Narratives build identities and societies: through them, people decide what’s good, what’s valuable, and what’s legitimate. They help create “cultural communes,” which Castells described as internally homogeneous refuges whose members are characterized by collective responsibility and solidarity.
From these communities, from these shared identities, resistance groups can begin to capitalize politically.
Resistance is Power
“Whoever, or whatever, wins the battle of people’s minds will always rule… Identities are so important and so powerful in this ever-changing power structure: because they build interests, values, projects. Identities anchor power in some area of the social structure, and build from there their resistance.” – Castells, The Power of Identity
In 1995, Mexico’s Zapatista movement came to a turning point. After gaining significant popular support for their resistance activities, they began deliberations on whether to become a full-fledged political party. They held nation-wide consultations with over two million participants, a vast majority of whom supported the Zapatistas’ transition to a political party. The support they had gained through resistance had bought them political legitimacy and influence.

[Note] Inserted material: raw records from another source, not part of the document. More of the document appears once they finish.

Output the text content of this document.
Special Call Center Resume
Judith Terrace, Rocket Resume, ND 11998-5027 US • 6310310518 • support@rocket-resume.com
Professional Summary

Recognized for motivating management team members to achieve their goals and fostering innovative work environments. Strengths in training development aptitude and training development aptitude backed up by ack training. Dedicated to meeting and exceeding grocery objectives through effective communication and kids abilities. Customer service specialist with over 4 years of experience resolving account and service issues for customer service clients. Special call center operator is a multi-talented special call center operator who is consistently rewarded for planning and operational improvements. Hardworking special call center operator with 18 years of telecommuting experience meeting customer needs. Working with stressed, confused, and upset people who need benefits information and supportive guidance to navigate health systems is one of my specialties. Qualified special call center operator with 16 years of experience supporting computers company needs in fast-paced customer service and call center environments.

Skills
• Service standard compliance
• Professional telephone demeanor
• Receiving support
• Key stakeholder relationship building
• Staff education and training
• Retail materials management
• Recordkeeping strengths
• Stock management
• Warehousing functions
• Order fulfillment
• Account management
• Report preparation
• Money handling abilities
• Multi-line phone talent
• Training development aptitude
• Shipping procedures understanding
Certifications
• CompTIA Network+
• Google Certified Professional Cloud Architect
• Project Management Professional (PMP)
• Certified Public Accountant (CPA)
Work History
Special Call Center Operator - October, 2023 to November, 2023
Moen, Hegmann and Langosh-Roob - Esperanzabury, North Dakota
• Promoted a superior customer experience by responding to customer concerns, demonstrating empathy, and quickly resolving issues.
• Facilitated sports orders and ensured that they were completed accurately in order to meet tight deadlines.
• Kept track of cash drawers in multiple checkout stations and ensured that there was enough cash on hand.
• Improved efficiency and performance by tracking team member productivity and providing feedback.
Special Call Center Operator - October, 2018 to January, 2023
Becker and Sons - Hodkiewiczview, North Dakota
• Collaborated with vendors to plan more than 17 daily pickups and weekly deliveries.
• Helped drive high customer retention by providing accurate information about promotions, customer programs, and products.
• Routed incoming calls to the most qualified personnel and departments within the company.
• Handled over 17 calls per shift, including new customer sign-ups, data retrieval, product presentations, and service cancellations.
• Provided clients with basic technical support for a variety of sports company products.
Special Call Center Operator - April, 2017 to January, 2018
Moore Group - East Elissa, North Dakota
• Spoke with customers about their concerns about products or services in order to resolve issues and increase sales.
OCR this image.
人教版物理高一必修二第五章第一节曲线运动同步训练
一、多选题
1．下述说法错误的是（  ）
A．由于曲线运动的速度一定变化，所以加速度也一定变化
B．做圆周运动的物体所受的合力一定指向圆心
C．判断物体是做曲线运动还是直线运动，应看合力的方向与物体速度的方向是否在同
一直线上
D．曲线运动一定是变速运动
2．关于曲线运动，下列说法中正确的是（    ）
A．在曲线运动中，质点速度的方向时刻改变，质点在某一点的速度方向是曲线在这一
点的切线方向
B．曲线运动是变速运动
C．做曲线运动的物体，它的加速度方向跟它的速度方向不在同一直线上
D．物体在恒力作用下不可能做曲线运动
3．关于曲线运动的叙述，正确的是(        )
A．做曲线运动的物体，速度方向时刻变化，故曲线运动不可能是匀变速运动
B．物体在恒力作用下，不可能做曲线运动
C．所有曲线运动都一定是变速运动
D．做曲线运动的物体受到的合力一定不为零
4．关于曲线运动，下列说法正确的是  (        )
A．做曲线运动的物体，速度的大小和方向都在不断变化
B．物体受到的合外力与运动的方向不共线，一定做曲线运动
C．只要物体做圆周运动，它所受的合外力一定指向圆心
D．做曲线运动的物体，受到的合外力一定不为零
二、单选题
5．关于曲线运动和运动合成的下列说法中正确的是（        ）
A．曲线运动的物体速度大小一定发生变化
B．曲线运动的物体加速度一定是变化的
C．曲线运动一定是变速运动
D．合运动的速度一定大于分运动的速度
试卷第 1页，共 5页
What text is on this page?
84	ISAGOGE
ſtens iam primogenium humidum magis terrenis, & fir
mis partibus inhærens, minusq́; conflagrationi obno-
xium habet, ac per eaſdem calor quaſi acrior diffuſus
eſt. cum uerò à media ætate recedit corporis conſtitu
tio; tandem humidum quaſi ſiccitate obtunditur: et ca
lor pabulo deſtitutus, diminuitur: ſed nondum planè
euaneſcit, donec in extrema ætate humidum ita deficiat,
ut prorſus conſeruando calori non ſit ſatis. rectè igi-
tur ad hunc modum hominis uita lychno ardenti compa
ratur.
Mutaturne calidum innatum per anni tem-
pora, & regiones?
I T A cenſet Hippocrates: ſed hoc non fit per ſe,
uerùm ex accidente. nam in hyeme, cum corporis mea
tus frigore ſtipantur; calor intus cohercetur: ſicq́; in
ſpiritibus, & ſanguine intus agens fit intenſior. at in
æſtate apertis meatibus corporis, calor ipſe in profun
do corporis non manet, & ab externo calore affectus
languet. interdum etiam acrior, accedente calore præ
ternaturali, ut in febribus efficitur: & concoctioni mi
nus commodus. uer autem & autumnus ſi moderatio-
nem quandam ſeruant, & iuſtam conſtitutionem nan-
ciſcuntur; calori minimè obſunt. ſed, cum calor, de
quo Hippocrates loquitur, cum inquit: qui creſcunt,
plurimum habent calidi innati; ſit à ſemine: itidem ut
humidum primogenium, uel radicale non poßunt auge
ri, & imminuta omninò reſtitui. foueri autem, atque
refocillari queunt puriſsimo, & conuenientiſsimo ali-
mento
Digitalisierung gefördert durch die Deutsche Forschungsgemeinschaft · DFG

With political power, resistance identities become bolder. Hezbollah developed from an obscure movement in Lebanon’s civil war to a dominant political party with significant allies at home and abroad. The Communist Party, nearly fifty years later, remains at the helm of Cuba’s government.
And, with power, the resistance groups get protective. Castells’s says it well, if ham-handedly: “The exclusion of the excluders by the excluded.” The groups become defensive of their new role, so they will tolerate neither betrayal nor competition. During the 1980s, Cubans who expressed a desire to leave their country were intimidated, attacked, and labeled as “traitors to the revolution.” Palestine’s Hamas, who shares the same enemy as Hezbollah, does not hesitate to summarily execute those thought to be collaborating with Israel.
Resistance is so sacred, so powerful, that it cannot be shared. In a private interview on his activities during the civil war, the former head of Lebanon’s Communist Party Elias Atallah described the enmity between his party, who had played a critical role in the National Resistance Front’s operations against Israel, and Hezbollah,“they could not bear that we were the original resistance,” he said. “They wanted it to be a purely Islamic resistance.”
This month, the Lebanese Forces held their annual mass to honor its fighters killed during the civil war, whom it calls “martyrs of the resistance.” During his speech, party leader Samir Geagea stressed, “We are the sons of the historical Lebanese resistance.”
After decades, these groups, and others around the world, continue to vie over the title of resistance. It’s no wonder, considering how much power – real, political, rhetorical – lies in that single, complex word.